Sugar cane innovation expected to reduce costs

By Sarah Hills

- Last updated on GMT

Related tags Sugar

Syngenta is developing new technology which it says will dramatically improve the cost efficiency of sugar cane planting by growing it from smaller cane segments that are less labor intensive.

The company anticipates that its innovation would reduce planting costs per hectare by about 15 percent in Brazil, which as one of the world’s largest sugarcane producers, has considerable influence over the international sugar market.

Syngenta said the technology is planned for launch in 2010 under the brand name Plene and has a market potential of $300m per year by 2015, pending regulatory approvals in Brazil.

However, the American Sugar Association (ASA) argues that trade distorting policies among major sugar producing countries such as Brazil already put US sugar producers at a disadvantage.

Syngenta is developing a method of producing sugarcane segments of less than four centimeters in length, rather than the present method of planting 30-40 centimeter long cuttings.

These shorter segments will be treated with proprietary crop protecting seed care applications to maximize early plant development.

Syngenta claims it will allow growers to replant their fields more frequently, eliminating typical yield degradation, and use lighter planting equipment, saving on fuel costs.

John Atkin, Chief Operating Officer of Syngenta Crop Protection said: "Sugar cane is an important crop for food and bioethanol, and demand is expected to grow strongly.

“Plene will broaden our offer significantly and bring to our sugar cane customers an integrated seed, crop protection and technical support program with clear productivity and cost benefits."

The planting machinery is under development in partnership with US agricultural equipment manufacturer John Deere.

Sugar subsidies

The ASA says Brazil’s sugar industry benefits from an ethanol infrastructure built on decades of subsidies and mandates.
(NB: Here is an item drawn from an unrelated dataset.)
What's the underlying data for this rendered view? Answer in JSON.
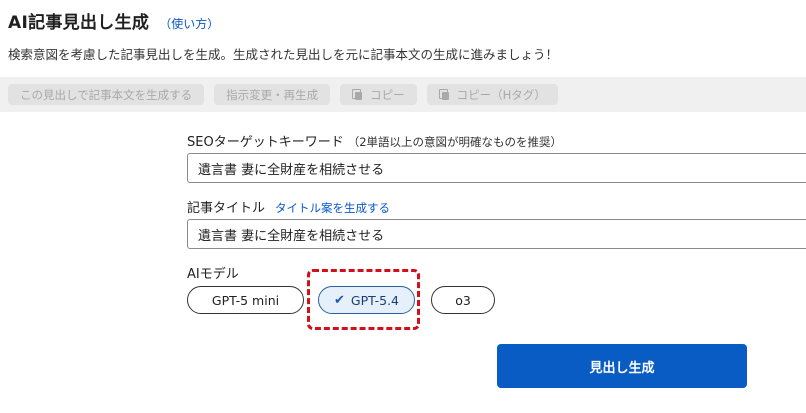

Sugar farmers also have access to credit at below market rates and have prospered from regional subsidy payments made to growers and from massive debt relief, according to research compiled by LMC International.

The association wants a sugar market completely free of all subsidies and government intervention, claiming that efficiencies in the US sugar industry would make it “a clear winner”.

Reuters recently reported that sugarcane production in Brazil is expected to be 555m metric tons in 2008/09, about 60 percent of which will be used for ethanol. This is an increase of 64m tons on the previous year.

Sugar production was estimated at 32.45m tons, raw value, compared to 32.1m tons the previous year. Sugar exports were expected to be 20.25m tons.